In terms of ambience, the Art Nouveau-on-acid La Fermette is hard to beat. Champagne, foie gras, heirloom veggie medley, langoustine bisque, duck breast, steak, kidney-sweetbreads thang (me, of course), a 2006 Medoc, dark chocolate mousse (Mme. Lauren) and café gourmands were our selections. Mondo fabuloso!
Requisite cheeseball restaurant photo. Another sensational day and evening with our dear friends. By now Marti and I were suffering tourist fatigue from their vacation.
Last Saturday night was our last hang with Lauren and Jay before they trained down to the Luberon for the second half of vacation. Marti and I prepared a North African dinner here at 85 rue Blomet.
Before getting underway, we gave our guests the 29-centime tour of our neighborhood. Including a stop to peep at Joan Miro's Oiseau Lunaire. (Moon Bird, 1967.) It's in a small square on our street, on the former site of the artist's studio. We window-shopped together, then Jay and I enjoyed a brief café hang at the Chastel while the ladies shopped at Cache-Cache.
Back home, we served a salad of mixed greens tossed with Moroccan Argan oil and topped with pine nuts, chopped clementines, pomegranate seeds and fresh coriander.
The main course was a chicken tagine with sun-dried tomatoes, preserved lemon, dried apricots, almonds, chick peas and fresh coriander.
In between the tagine and dessert, we walked two blocks to rue Petel, to catch the Tour Eiffel's hourly strobe light show.
On the way back to the apartment, we visited Antoine Bourdelle's 1909 sculpture Jean-Baptiste Carpeaux au travail (Jean-Baptiste Carpeaux at work) on the plaza of the Hôtel de Ville, Paris XV. One sculptor's homage to another.

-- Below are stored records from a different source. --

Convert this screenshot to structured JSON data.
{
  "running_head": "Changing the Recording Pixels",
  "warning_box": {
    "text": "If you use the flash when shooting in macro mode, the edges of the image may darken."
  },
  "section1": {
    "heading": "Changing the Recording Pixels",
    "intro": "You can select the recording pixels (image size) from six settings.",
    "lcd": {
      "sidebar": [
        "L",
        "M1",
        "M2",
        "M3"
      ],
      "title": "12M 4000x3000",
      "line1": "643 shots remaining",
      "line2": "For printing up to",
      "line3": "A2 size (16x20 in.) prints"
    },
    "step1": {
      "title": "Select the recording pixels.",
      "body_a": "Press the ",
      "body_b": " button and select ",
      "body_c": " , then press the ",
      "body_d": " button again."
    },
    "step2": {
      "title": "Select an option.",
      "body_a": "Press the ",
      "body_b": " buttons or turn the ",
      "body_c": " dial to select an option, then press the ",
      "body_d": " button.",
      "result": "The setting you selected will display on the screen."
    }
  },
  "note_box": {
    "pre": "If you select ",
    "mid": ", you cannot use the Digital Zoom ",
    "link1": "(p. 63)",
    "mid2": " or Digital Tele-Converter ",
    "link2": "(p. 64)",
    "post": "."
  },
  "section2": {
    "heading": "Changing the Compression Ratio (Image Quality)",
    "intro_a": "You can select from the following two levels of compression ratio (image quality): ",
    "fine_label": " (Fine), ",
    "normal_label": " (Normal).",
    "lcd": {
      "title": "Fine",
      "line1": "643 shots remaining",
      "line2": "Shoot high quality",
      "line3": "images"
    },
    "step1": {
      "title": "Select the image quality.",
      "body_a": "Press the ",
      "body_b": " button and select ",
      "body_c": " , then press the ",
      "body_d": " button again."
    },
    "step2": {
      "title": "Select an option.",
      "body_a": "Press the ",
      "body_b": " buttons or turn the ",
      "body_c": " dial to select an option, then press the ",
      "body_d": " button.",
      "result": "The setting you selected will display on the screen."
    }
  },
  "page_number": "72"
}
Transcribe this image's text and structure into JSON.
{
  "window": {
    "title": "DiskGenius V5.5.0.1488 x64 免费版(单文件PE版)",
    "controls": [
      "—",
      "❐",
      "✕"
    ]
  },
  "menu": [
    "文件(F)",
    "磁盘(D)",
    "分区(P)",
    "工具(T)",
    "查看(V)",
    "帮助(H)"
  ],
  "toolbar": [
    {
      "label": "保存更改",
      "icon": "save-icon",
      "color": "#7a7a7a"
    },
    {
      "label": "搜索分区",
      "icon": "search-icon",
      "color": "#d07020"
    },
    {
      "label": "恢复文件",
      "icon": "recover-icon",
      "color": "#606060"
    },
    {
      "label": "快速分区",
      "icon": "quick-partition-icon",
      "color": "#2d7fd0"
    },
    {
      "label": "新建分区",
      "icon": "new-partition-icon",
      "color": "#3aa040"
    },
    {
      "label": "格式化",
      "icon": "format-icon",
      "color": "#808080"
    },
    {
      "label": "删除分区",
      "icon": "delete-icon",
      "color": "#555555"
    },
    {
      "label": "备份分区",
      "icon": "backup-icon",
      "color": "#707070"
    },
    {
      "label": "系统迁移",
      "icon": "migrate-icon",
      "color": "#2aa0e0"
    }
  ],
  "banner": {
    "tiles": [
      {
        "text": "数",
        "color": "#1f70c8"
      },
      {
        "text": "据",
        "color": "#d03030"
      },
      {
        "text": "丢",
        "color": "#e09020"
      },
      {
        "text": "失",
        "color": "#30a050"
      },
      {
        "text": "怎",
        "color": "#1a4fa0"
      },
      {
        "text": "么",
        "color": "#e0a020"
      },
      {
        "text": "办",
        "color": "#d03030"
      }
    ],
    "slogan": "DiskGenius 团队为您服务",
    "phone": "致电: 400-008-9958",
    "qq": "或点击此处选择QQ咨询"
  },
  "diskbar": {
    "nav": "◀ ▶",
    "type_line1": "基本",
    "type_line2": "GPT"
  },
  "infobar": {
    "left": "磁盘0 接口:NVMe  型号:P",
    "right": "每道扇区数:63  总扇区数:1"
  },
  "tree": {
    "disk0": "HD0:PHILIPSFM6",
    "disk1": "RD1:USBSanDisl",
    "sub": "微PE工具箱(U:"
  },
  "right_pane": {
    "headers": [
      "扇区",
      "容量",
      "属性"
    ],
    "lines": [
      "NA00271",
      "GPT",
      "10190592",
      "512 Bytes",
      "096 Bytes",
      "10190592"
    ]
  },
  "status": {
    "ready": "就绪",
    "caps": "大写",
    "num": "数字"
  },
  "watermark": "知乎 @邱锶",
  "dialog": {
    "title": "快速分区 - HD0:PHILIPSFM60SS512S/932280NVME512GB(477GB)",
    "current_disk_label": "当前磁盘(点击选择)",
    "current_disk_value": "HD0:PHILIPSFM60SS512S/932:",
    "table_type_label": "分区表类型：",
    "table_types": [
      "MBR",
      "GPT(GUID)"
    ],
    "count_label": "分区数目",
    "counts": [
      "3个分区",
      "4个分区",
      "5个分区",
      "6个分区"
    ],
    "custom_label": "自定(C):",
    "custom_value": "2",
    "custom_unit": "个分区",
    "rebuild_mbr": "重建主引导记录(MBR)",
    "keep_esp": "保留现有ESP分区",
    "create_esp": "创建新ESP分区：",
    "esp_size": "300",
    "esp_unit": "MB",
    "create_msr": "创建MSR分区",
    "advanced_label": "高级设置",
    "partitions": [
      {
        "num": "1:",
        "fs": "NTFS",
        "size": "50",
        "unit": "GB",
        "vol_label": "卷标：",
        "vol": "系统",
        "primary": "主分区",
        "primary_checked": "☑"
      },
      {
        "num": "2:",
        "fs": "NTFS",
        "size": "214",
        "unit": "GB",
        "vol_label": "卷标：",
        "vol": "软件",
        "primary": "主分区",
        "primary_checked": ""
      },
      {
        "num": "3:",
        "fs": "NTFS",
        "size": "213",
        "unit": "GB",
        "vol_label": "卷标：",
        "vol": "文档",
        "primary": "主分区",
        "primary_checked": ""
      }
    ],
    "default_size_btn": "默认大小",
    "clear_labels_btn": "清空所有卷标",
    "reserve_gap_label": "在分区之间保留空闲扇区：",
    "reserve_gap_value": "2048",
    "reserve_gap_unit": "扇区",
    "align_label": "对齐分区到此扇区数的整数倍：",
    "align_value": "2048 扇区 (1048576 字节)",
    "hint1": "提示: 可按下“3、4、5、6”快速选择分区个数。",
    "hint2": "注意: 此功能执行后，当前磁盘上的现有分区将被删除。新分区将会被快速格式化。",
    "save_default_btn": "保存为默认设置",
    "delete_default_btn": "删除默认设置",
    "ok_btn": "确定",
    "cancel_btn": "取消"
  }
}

The Three Stooges strike a pose. "I was tryin' to think . . . but nuttin' happened."
We capped off dinner with pastries from La Rose de Tunis, a new North African bakery in our 'hood, followed by sweet mint tea. We sent Lauren and Jay packing, back to their hotel to pack for Sunday morning's high-speed train ride south.
It had been 21 years in the planning, but we finally got to share a fun week in Paris with these two great friends from our Washington DC days.